Wenn man seine CD-Sammlung nach und nach in ein MP3-Archiv verwandeln will, dann braucht man vor dem Konvertieren vom WAV- ins MP3-Format ein Tool, das aus den Tracks einer Audio-CD einzelne WAV-Dateien macht. Zwei etablierte Programme in diesem Bereich gibt es schon: cdda2wav und cdparanoia. Jetzt gesellt sich in Form von dagrab noch ein drittes dazu.

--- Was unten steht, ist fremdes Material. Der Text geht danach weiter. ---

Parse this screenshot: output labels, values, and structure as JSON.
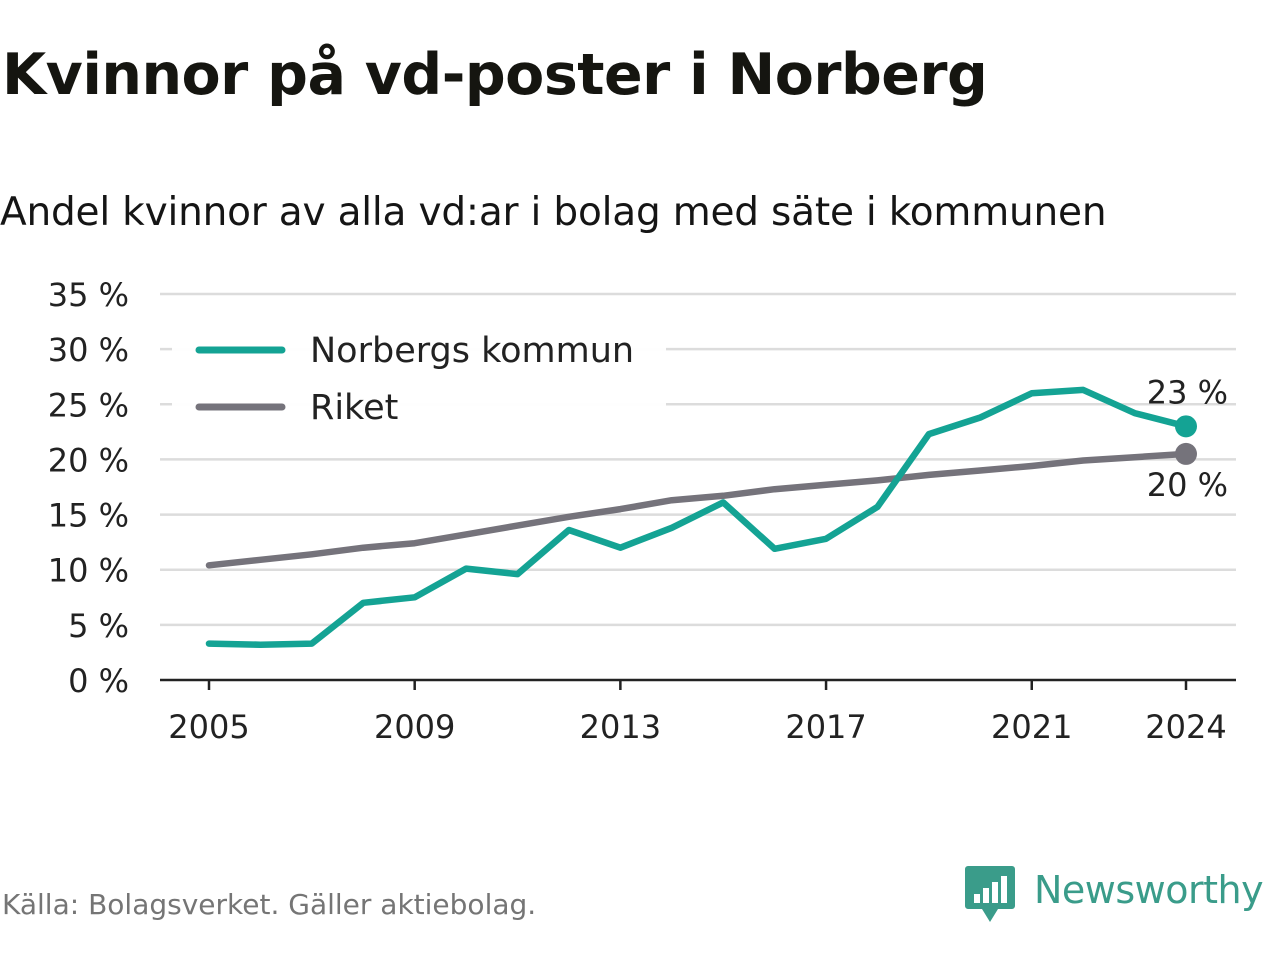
{
  "title": "Kvinnor på vd-poster i Norberg",
  "subtitle": "Andel kvinnor av alla vd:ar i bolag med säte i kommunen",
  "source": "Källa: Bolagsverket. Gäller aktiebolag.",
  "brand": "Newsworthy",
  "colors": {
    "norberg": "#14a394",
    "riket": "#75737b",
    "grid": "#dcdcdc",
    "axis": "#222222",
    "brand": "#3a9c8a"
  },
  "chart_data": {
    "type": "line",
    "xlim": [
      2005,
      2024
    ],
    "ylim": [
      0,
      35
    ],
    "x_ticks": [
      2005,
      2009,
      2013,
      2017,
      2021,
      2024
    ],
    "y_ticks": [
      0,
      5,
      10,
      15,
      20,
      25,
      30,
      35
    ],
    "y_tick_labels": [
      "0 %",
      "5 %",
      "10 %",
      "15 %",
      "20 %",
      "25 %",
      "30 %",
      "35 %"
    ],
    "grid": "horizontal",
    "legend_position": "top-left",
    "x": [
      2005,
      2006,
      2007,
      2008,
      2009,
      2010,
      2011,
      2012,
      2013,
      2014,
      2015,
      2016,
      2017,
      2018,
      2019,
      2020,
      2021,
      2022,
      2023,
      2024
    ],
    "series": [
      {
        "name": "Norbergs kommun",
        "color_key": "norberg",
        "values": [
          3.3,
          3.2,
          3.3,
          7.0,
          7.5,
          10.1,
          9.6,
          13.6,
          12.0,
          13.8,
          16.1,
          11.9,
          12.8,
          15.7,
          22.3,
          23.8,
          26.0,
          26.3,
          24.2,
          23.0
        ],
        "end_label": "23 %"
      },
      {
        "name": "Riket",
        "color_key": "riket",
        "values": [
          10.4,
          10.9,
          11.4,
          12.0,
          12.4,
          13.2,
          14.0,
          14.8,
          15.5,
          16.3,
          16.7,
          17.3,
          17.7,
          18.1,
          18.6,
          19.0,
          19.4,
          19.9,
          20.2,
          20.5
        ],
        "end_label": "20 %"
      }
    ]
  }
}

Einmal installieren bitte!

Zuerst müssen die Quellen des Programms von ftp://ftp.gwdg.de/pub/linux/mirrors/sunsite/apps/sound/cdrom/dagrab-0.3.3.tar.gz auf dem Rechner landen. Dann geht es ans Auspacken und Kompilieren:

tar xzf dagrab-0.3.3.tar.gz
cd dagrab-0.3.3

… packt das Archiv aus und verlagert unseren Standpunkt im Dateibaum ins neu erzeugte Verzeichnis dagrab-0.3.3. An dieser Stelle müssen wir kurz unterbrechen. Wer noch die Kernelversion 2.0.x benutzt, sollte jetzt die Datei Makefile in seinen Lieblingseditor laden und das Kommentarzeichen (#) am Anfang der dritten Zeile entfernen, so dass diese nur noch den Inhalt UCD=-DUSE_UCDROM hat. Und weiter geht's mit dem Compilerlauf und der als root durchgeführten Installation:

make
su -  (root-Passwort eingeben)
make install ; exit

Klein und fein

Ein wesentliches Merkmal von dagrab ist seine Kompaktheit: Das kompilierte Binary wird gerade mal 22 KByte groß. Trotz der geringen Größe stecken interessante Funktionen in dem Programm. So ist es in der Lage, selbstständig Anfragen an einen CDDB-Server zu richten und die ausgelesenen WAV-Dateien gleich mit dem richtigen Songnamen zu versehen. Eine Einschränkung gibt es allerdings auch, denn dagrab funktioniert nur mit IDE-CD-ROM-Laufwerken.